Mas mesmo que se admitisse que aquilo que o recorrente afinal questiona é a legitimidade constitucional de a condenação em pena de multa poder ser condição resolutiva do perdão concedido a uma pena de prisão - questão que, todavia, nunca foi colocada nestes termos ao Tribunal pelo recorrente - sempre haveria que reconhecer que na norma sub judicio não é a pura condenação em qualquer pena (incluindo a de multa) que opera a resolução do perdão, mas a persistência da perigosidade do agente e o seu menosprezo pelo Direito, que estão associados ao não cumprimento das condições a que o perdão está sujeito.
Também por esta via se poderia concluir que a dimensão normativa representada pelo agente não apreende o significado essencial das normas aplicadas pela sentença recorrida. Nessa medida, o Tribunal Constitucional não tomará conhecimento do objecto do presente recurso de constitucionalidade, em virtude de a decisão recorrida não ter aplicado a dimensão normativa que o recorrente considera inconstitucional [cf. artigo 70º, nº 1, alínea b), da Lei do Tribunal Constitucional].
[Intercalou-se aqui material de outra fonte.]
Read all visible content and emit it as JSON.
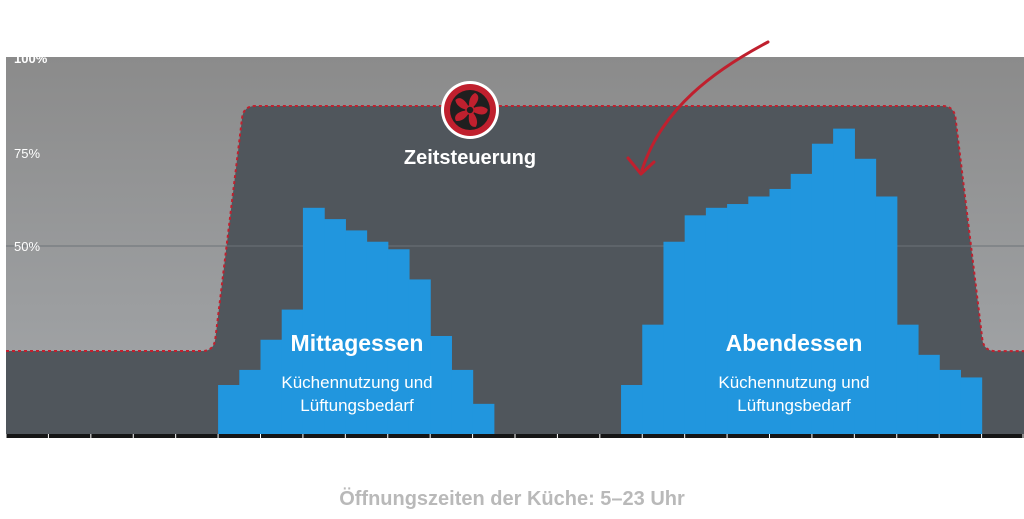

6. O recorrente sustenta que o Tribunal Constitucional só pode não conhecer o objecto do recurso nos termos do artigo 78º-A da Lei do Tribunal Constitucional.
Porém, tal entendimento não tem verdadeiramente fundamento legal. O artigo 76º, nº 3, da Lei do Tribunal Constitucional, ao admitir expressamente a impugnação da decisão de admissão do recurso nas alegações, não pressupõe qualquer preclusão da análise dos pressupostos processuais na fase da decisão sobre admissibilidade do recurso decorrente do exame preliminar do processo no Tribunal Constitucional. Aliás, pode dar-se o caso de o relator do processo entender que o recurso deve ser conhecido e de a sua tese, posteriormente, não obter vencimento. Nessa hipótese, claro está, o recurso não será conhecido, apesar de o Tribunal Constitucional se não ter prevalecido da faculdade prevista no artigo 78º-A.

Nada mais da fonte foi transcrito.